I am very big on looking at a recipe and calculating how many dishes I’m going to have to wash if I make it. I’d say that that consideration is right up there with how the meal will taste! I fear this post makes me sound really lazy and…yeah? But as I say, I also cook most of my own meals (or Mark does) and like them well enough, which is something many people say they are striving for, so I thought I’d offer the humble suggestion: try just being really lazy! Cook yourself the easiest possible thing! See if you like it.

I’m going to go have lunch now, which will be: carrot sticks, hummus, an apple, yoghurt.

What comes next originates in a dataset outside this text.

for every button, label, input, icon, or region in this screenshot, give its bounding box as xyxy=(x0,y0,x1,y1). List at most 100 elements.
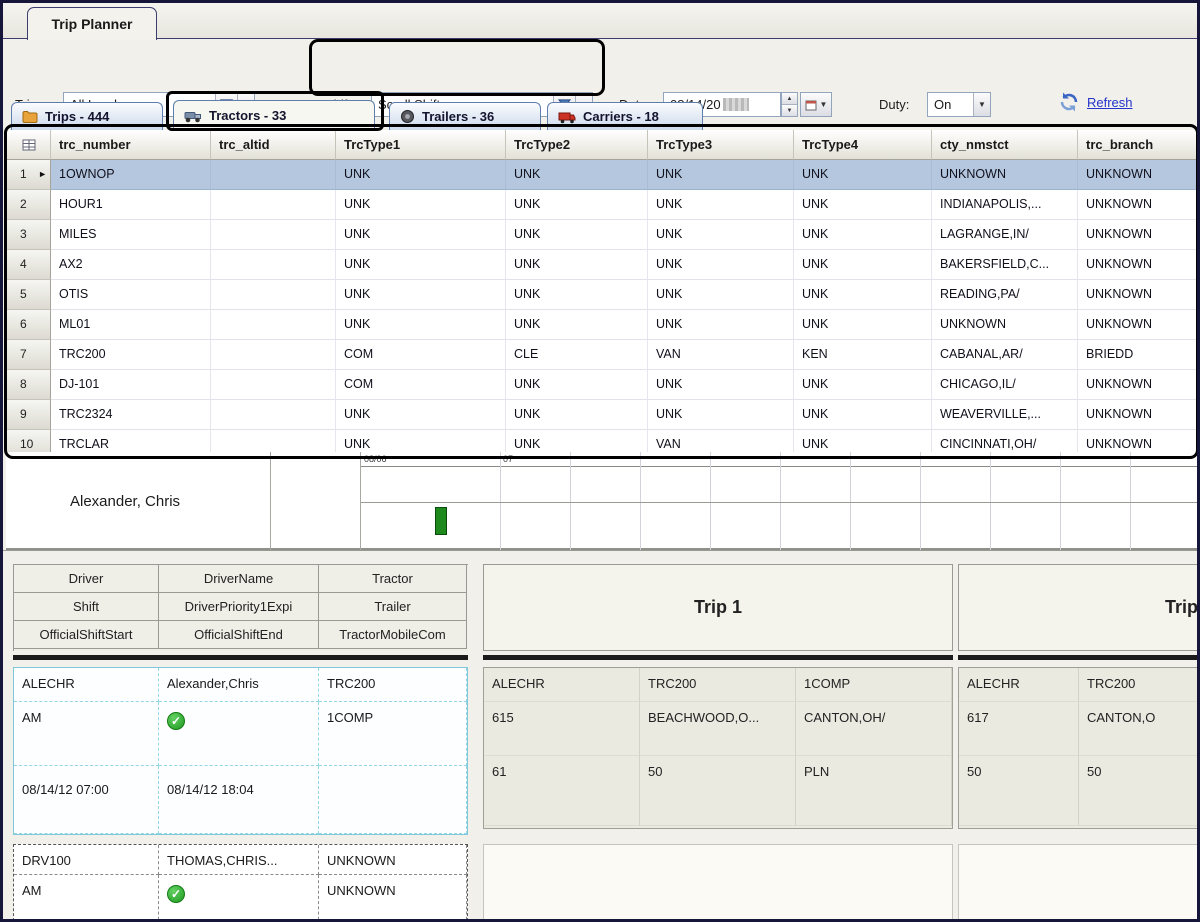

All foods I like, almost zero effort.

I feel like laziness is a totally under-considered option. You really don’t always have to go the extra mile.

3 Responses to “Eat the ingredients”

  • Julia Zarankin says:

    I laughed out loud at “unlike stupid regular tofu, which is too much work” because….that’s kind of how I feel about tofu. I’m starting to equate tofu with that strange ferret phase that dudes went through in the mid 90s, when they wore those beasts draped over their shoulders and I, who was clearly not in her right mind, found that spectacle attractive for reasons I can no longer fathom; these are things that now just feel somehow wrong. (I’m not necessarily a tofu HATER, just kind of wonder WHY?)


  • Wren says:

    This was a timely reminder for me. I made deep-fried battered cauliflower with a complicated orange juice-based sauce for dinner last and even as I was doing it I knew I was a fool. It was good, but just barely worth the trouble of making it and not quite worth the mess. Tonight is sheet pan sausage and veggies night, which is far more sensible.


  • admin says:

    Julia, ferrets bite but smoked tofu is extremely acceptable (maybe the best it gets with tofu) and all you can just eat it straight out of the package.

    Wren, sheet pan meals are the bomb–hope you guys enjoyed!!